Sie gehören keineswegs zum alten Eisen: Mit Pfeifen und Tröten bewaffnet stürmen 30 Senioren die Filiale der spanischen Pleite-Großbank Bankia in Madrid. Entrollen ein Transparent, auf dem steht: „Keinen Euro für die Rettung der Banken.“ Die grauhaarigen Bankbesetzer in leuchtend gelben Warnwesten skandieren: „Das ist keine Krise, sondern Betrug.“ Dann verlesen die Pensionisten ein Protestmanifest, in dem sie bekennen, den Kampf für die Zukunft ihrer Kinder nicht aufgeben zu wollen.

Überall im Krisenland Spanien spielen sich derzeit ähnliche Szenen ab: Senioren besetzen Geldinstitute, Behörden, Gesundheitszentren und Büros der Sozialversicherung. Demonstrieren gegen die „brutale Sparpolitik“ der konservativen spanischen Regierung, welche zu Kürzungen bei den Ausgaben für Bildung, Gesundheit, Pflege, Renten und Familienförderung führt. Die alte Generation des südlichen Schulden-Eurostaates, der auf die Zahlungsunfähigkeit zutreibt, ist aus dem Ruhestand zurückgekehrt und klettert auf die Barrikaden.

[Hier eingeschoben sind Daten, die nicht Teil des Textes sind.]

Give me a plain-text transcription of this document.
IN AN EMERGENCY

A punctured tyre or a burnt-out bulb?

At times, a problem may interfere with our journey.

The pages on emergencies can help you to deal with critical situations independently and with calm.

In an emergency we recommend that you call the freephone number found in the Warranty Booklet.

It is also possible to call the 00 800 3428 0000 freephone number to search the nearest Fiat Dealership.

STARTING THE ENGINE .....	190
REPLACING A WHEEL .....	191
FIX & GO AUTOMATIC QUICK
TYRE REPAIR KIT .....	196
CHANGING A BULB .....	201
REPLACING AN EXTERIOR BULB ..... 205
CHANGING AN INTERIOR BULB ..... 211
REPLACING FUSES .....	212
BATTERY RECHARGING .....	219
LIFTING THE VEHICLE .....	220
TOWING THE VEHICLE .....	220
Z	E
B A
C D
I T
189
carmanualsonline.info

Und das nicht erst, seit vergangenes Wochenende bekannt geworden ist, dass die spanische Regierung in der Finanznot die Pensionskasse geplündert hat. Vielmehr kämpfen die selbst ernannten „Yayoflautas“, also „Opaflöten“, für die Rechte der jungen Generation und gegen die Vormachtstellung der Banken. „Den Bankern wird das Geld in den Hintern geschoben, und die kleinen Leute müssen sehen, wie sie zurechtkommen“, empören sie sich. Die Yayoflautas haben wenig Verständnis für die milliardenschweren Hilfen, mit denen Staat und EU marode spanische Banken vor der Pleite bewahren.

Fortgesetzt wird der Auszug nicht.